Utilizing Stratoshark to research Azure syscalls
When you’ve obtained Stratoshark up and operating, you’ll see the acquainted Wireshark consumer interface, although now with new choices. Like Wireshark, Stratoshark is designed to offer you what Wireshark creator Gerald Combs calls “a ground-level fact.” By capturing syscalls you may see when your code opens recordsdata, makes community connections, makes use of key system libraries, and far more.
For now, the seize device requires Linux, however because the neighborhood begins to develop round Stratoshark, it’s prone to achieve assist for different OSes, together with Home windows. Home windows’ assist for eBPF ought to assist right here, although with a substantial variety of Azure workloads operating on Linux, will probably be helpful anyway.

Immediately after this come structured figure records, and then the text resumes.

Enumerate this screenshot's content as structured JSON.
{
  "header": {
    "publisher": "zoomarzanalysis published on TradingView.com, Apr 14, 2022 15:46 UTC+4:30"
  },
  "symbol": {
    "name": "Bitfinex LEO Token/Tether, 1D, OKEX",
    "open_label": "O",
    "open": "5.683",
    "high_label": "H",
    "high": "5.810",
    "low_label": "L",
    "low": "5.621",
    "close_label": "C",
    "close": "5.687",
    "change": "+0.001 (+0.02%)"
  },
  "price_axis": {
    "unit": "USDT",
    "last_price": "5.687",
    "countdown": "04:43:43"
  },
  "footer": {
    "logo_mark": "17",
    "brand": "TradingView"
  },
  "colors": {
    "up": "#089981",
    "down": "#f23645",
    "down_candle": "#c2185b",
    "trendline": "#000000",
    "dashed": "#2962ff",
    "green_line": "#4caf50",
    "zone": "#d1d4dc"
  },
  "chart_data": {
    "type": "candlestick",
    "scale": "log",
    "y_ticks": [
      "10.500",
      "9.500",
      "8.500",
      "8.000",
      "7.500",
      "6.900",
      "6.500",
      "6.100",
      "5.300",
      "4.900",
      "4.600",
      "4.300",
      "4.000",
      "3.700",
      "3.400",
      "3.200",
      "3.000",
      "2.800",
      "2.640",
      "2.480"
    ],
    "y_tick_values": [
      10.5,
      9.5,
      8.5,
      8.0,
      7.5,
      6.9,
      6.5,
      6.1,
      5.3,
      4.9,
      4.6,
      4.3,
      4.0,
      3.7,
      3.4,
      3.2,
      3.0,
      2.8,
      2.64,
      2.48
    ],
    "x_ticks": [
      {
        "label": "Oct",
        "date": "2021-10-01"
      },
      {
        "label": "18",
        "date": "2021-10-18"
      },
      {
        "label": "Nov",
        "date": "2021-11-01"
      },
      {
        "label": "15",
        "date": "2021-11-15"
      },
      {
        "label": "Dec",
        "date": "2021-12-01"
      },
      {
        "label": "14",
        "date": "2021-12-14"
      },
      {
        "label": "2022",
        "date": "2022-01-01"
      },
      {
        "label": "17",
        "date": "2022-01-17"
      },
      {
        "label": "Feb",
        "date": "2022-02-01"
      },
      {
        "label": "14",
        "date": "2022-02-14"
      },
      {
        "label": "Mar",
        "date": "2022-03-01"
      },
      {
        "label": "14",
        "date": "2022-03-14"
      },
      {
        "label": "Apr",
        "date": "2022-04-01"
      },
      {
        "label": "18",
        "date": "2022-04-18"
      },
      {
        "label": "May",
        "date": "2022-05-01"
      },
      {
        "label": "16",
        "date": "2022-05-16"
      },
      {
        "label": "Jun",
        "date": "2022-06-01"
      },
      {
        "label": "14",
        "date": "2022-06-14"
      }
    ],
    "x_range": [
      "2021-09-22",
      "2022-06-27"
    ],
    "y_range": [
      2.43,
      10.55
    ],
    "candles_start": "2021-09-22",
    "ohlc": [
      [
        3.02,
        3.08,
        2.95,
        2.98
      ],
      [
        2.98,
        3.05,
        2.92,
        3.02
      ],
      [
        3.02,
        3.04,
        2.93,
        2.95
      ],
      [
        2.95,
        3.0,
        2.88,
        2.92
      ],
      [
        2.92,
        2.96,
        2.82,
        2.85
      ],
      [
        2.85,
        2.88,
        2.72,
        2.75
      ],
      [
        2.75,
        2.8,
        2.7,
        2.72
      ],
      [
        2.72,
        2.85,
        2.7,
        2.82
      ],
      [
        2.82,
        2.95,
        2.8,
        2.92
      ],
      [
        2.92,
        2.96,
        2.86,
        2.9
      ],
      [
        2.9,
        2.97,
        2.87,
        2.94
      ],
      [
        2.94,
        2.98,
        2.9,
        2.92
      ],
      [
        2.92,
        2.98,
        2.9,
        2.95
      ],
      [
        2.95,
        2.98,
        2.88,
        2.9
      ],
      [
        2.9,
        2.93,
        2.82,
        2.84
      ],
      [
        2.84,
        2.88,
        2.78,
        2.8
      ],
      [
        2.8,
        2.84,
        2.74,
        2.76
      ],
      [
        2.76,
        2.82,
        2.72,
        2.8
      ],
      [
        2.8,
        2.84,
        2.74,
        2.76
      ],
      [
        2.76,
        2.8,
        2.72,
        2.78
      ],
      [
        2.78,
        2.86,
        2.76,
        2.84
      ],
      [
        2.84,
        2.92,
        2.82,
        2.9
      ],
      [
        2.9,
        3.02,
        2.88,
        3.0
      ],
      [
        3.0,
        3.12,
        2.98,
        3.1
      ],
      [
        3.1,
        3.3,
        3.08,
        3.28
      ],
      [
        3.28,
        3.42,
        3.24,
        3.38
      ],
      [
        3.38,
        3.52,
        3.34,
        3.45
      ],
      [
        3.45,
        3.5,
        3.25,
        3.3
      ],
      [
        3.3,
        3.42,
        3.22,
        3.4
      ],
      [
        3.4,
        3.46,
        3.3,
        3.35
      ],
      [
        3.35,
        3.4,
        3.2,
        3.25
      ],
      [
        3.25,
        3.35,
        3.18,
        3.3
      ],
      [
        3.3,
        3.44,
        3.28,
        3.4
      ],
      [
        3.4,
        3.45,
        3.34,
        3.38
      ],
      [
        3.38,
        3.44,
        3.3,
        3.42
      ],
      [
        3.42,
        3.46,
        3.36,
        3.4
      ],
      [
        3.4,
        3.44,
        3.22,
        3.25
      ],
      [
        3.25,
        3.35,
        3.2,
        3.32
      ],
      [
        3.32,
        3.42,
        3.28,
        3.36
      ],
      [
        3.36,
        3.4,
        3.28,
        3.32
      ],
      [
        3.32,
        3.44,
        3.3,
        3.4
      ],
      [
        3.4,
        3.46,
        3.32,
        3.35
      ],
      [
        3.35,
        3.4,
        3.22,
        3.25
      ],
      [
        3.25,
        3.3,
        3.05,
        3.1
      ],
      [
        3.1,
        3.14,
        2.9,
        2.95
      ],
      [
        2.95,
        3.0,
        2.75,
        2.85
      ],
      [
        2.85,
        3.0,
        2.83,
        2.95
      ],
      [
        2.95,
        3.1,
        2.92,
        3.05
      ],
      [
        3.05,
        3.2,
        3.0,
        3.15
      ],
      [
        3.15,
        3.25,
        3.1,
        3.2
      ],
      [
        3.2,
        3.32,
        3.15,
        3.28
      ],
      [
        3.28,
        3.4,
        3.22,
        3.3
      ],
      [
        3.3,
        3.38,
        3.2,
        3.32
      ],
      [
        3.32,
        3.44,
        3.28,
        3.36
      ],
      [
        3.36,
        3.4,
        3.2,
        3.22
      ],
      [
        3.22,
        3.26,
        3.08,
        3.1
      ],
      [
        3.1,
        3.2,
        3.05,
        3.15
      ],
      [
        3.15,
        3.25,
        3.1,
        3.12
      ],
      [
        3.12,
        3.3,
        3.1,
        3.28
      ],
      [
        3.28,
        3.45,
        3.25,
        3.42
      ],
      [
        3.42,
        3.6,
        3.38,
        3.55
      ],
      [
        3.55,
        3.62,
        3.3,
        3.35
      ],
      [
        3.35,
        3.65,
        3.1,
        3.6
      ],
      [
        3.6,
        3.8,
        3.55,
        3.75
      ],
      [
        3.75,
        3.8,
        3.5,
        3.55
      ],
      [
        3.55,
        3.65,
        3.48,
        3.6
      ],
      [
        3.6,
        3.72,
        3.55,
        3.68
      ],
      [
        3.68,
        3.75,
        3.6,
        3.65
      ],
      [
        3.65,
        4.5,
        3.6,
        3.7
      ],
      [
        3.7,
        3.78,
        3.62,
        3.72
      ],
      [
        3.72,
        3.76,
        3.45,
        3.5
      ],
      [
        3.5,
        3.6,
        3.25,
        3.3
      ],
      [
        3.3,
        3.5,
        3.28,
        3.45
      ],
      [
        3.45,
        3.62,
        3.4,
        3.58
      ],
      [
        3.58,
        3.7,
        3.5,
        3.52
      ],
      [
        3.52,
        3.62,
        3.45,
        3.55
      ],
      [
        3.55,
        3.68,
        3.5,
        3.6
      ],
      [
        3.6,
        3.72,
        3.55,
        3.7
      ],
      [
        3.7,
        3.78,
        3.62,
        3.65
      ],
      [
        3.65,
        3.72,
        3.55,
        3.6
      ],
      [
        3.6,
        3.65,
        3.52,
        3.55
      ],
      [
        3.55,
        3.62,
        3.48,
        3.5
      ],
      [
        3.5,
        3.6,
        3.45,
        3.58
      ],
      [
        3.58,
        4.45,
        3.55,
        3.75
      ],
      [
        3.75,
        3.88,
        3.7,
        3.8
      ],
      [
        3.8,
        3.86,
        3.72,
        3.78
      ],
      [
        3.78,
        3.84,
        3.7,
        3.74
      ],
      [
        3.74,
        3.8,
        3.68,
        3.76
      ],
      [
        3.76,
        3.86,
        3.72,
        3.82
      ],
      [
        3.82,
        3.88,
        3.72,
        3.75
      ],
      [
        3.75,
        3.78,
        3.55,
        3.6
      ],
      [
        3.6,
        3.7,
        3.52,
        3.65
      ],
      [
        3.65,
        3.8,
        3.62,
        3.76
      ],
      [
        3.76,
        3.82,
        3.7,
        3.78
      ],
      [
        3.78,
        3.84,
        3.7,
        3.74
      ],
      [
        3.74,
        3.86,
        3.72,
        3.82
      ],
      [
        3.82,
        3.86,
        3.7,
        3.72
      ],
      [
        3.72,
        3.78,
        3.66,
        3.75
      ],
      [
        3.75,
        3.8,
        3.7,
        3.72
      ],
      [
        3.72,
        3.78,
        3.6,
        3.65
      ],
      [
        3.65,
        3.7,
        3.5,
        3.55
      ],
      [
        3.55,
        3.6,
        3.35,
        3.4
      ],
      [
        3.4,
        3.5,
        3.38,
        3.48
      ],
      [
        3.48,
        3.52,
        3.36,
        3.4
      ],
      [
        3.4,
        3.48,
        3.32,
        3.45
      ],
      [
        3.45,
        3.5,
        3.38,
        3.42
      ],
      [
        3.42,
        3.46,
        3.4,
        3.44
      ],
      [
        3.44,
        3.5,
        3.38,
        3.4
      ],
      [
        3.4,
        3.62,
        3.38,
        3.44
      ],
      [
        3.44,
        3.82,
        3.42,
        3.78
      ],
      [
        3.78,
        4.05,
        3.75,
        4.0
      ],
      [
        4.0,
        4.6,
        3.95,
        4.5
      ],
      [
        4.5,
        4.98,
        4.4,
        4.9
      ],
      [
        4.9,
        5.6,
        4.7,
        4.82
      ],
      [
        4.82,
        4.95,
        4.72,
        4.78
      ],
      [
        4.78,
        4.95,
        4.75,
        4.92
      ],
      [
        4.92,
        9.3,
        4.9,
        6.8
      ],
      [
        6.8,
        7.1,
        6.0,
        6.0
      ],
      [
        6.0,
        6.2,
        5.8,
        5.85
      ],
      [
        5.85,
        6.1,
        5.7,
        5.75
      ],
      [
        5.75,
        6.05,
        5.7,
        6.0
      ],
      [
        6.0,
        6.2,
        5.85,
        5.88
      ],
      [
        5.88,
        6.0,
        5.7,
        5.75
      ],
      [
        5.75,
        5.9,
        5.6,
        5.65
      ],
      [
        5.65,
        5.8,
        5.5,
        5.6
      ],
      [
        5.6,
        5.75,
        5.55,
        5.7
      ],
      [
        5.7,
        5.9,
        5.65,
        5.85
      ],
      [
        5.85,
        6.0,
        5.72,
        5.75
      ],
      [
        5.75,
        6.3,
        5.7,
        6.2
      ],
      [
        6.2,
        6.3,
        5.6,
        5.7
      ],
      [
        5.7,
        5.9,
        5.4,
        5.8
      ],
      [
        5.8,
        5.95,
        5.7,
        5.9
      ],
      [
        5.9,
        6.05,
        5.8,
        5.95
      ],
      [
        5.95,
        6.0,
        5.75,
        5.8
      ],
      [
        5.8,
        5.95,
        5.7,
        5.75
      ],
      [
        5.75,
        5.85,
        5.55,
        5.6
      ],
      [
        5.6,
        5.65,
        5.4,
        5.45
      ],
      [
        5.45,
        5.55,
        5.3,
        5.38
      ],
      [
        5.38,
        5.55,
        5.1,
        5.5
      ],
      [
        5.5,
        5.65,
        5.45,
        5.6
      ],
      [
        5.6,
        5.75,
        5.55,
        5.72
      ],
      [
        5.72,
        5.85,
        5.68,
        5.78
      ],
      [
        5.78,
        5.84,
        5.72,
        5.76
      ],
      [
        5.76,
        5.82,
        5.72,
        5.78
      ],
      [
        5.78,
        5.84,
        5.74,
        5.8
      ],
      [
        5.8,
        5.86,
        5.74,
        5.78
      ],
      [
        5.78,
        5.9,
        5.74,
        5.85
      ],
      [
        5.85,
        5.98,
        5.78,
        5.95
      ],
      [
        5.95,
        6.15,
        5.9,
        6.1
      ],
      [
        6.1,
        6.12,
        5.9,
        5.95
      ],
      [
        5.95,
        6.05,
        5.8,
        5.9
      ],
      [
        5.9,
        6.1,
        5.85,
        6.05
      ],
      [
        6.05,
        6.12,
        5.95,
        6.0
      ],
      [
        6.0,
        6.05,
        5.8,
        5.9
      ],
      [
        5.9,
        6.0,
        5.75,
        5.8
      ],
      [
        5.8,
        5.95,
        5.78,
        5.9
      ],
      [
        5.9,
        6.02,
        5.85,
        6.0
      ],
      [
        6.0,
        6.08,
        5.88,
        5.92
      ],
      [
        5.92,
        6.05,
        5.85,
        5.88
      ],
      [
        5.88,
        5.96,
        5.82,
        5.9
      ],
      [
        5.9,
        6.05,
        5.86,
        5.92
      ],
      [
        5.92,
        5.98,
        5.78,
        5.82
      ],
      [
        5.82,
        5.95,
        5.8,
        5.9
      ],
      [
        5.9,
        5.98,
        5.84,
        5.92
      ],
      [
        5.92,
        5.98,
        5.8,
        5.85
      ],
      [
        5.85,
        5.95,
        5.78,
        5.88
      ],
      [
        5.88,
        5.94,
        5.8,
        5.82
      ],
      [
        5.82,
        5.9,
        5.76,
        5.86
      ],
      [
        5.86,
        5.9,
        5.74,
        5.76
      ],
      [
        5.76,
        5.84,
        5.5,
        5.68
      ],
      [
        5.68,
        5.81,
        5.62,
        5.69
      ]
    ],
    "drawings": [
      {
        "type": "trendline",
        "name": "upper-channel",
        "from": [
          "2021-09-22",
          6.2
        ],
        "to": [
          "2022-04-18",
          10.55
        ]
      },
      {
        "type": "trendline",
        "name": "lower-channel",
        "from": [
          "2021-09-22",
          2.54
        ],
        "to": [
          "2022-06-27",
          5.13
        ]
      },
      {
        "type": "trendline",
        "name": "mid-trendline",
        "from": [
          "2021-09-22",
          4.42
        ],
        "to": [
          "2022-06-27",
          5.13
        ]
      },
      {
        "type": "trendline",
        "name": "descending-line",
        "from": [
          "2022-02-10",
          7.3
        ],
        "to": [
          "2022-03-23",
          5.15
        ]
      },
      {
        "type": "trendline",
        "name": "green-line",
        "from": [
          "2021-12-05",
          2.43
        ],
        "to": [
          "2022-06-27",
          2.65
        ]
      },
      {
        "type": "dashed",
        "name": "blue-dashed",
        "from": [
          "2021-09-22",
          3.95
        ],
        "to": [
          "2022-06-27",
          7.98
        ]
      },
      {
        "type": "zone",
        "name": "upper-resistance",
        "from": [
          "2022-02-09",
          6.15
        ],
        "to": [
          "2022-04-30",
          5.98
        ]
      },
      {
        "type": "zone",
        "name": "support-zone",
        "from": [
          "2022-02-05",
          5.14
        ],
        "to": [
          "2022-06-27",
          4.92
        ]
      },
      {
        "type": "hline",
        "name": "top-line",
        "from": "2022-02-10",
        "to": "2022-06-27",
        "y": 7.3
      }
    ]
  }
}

Captures are made utilizing Falco’s libscap and libsinsp instruments, in addition to the command-line sysdig instruments through SSH. Libscap captures and shops the syscalls from monitored programs, with libsinsp offering instruments for parsing occasions, filtering, and formatting outputs to be used in functions like Stratoshark. Beneath the libraries are kernel modules (the place you may set up them) and eBPF probes. Cloud providers like Azure don’t allow you to set up your individual kernel modules—until, after all, you’re internet hosting providers in your individual customized VM builds.